BY TAMARA BELKOV
Danielle Brosseau is a road captain with the Harley Owners Group, or HOG.  She says everyone has to be more safety cautious while on the road during the summer months. Vehicle drivers and motorcycle riders alike will all be safer if they remember to shoulder check and signal before changing lanes, turning at an intersection or pulling into traffic.
"Be courteous and give good direction," Brosseau advises.
"Signal. If you follow the rules of the road and are courteous,
people will be courteous back."
If you don't count the number of times she dropped her "hog"
in her first year of rider training, Brosseau has 24
accident-free years under her Harley belt. In the past two
years she has put 56,000 kilometre on her bike. Last year, on
just one road trip, she logged 8,000 km in 12 days, riding to a
motorcycle rally in South Dakota.
"I'm a road captain. I ride at the front of the group and when I move (in traffic), I'm moving the whole group of us. I find when I'm riding, I signal with my hands and my machine and I look.
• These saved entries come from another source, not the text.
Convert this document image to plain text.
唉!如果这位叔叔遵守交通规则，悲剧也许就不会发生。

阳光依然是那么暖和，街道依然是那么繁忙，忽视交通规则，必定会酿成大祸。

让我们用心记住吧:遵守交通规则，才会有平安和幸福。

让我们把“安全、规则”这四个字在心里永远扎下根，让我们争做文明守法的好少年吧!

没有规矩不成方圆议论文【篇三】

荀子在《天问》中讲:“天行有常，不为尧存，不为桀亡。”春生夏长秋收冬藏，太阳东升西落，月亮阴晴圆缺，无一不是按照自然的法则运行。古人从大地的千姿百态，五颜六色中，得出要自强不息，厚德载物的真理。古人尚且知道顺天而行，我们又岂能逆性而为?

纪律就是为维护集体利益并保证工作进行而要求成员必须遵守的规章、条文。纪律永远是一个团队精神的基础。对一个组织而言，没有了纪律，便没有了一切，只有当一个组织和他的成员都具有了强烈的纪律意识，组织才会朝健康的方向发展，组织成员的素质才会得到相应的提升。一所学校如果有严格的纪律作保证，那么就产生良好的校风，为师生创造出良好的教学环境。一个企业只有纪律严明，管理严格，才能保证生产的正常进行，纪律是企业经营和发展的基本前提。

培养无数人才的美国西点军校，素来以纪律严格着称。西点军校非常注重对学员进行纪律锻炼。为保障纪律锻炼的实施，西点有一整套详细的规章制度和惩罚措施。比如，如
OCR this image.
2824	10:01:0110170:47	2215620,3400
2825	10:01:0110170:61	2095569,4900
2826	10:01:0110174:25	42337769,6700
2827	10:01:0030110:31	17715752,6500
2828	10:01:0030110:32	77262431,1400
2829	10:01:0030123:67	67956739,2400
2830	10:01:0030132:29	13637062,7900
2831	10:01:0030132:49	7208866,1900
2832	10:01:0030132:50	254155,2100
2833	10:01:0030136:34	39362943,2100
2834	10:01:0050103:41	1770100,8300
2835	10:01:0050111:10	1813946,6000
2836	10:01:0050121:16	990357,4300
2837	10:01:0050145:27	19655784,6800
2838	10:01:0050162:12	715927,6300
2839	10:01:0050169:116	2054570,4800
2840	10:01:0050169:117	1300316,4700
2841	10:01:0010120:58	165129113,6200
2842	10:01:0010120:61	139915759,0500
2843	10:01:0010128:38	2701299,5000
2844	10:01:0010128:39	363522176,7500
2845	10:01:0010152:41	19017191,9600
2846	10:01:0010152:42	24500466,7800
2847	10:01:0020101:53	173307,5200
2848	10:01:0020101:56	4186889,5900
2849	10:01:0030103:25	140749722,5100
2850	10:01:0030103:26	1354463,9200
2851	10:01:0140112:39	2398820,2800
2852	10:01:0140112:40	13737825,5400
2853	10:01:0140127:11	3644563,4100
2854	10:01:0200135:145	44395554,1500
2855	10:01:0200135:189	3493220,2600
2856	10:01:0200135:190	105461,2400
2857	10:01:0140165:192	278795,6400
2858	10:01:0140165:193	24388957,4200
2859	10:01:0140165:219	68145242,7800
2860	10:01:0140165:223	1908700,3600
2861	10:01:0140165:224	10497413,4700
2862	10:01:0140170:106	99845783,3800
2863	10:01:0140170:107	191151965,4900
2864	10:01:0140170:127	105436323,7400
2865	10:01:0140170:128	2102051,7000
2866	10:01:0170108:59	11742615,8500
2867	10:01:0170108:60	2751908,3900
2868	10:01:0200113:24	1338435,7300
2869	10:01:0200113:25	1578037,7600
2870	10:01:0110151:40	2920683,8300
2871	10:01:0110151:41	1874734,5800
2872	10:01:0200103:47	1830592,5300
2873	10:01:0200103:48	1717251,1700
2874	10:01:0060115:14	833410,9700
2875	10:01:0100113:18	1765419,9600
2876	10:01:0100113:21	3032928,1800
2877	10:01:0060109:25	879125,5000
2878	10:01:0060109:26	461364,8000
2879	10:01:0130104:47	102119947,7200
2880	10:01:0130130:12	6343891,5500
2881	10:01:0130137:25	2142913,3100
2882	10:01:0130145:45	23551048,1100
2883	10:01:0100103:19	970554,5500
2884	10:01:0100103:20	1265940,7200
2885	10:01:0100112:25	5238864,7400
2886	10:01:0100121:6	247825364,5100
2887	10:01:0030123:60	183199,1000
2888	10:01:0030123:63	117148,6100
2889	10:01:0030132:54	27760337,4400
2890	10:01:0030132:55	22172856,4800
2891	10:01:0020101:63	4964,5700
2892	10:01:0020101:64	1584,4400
You have to drive safely and be aware of what is going on.
People want to see you. We have to be looking around all the
time, we are all just as responsible. When you are on a bike,
you have to make sure everyone knows where you are going next.
So you try and make eye contact, especially at an intersection.
I'll sit at an intersection until I see if (oncoming traffic)
is going to move or not. Especially at this time of year, by
May everyone has their machine out on the road and drivers of
cars and trucks have not been used to seeing us out there. They
have to start to look for us at intersections."
Long-time dirt bike enthusiasts, Tony and Ellen Pagnutti, nod in agreement from astride their bikes.
"Intersections are the worst for accidents," Ellen Pagnutti
says. "I don't pull out as fast as a car does. I was nearly
rear ended at an intersection the other day. It can be
Pagnutti's white Harley with matching sidecar is both
unusual to look at and wider than most motorcycles. She adds
that sometimes on the highway truck and car drivers take too
long a look and will start to drift into her lane without
realizing how close they have come.
"The same thing happened when I had my trike. Drivers do have to be careful and give us the room we need to work."
Her husband Tony, preferring a 1960s retro red Hog adds, "Riding a bike has made me a better car driver. Now, I look over my shoulder more often."
Last week, the members of the same recreational riding associations gathered at Canadian Blood Services and donated over 50 units of blood during the Bikers for Life campaign.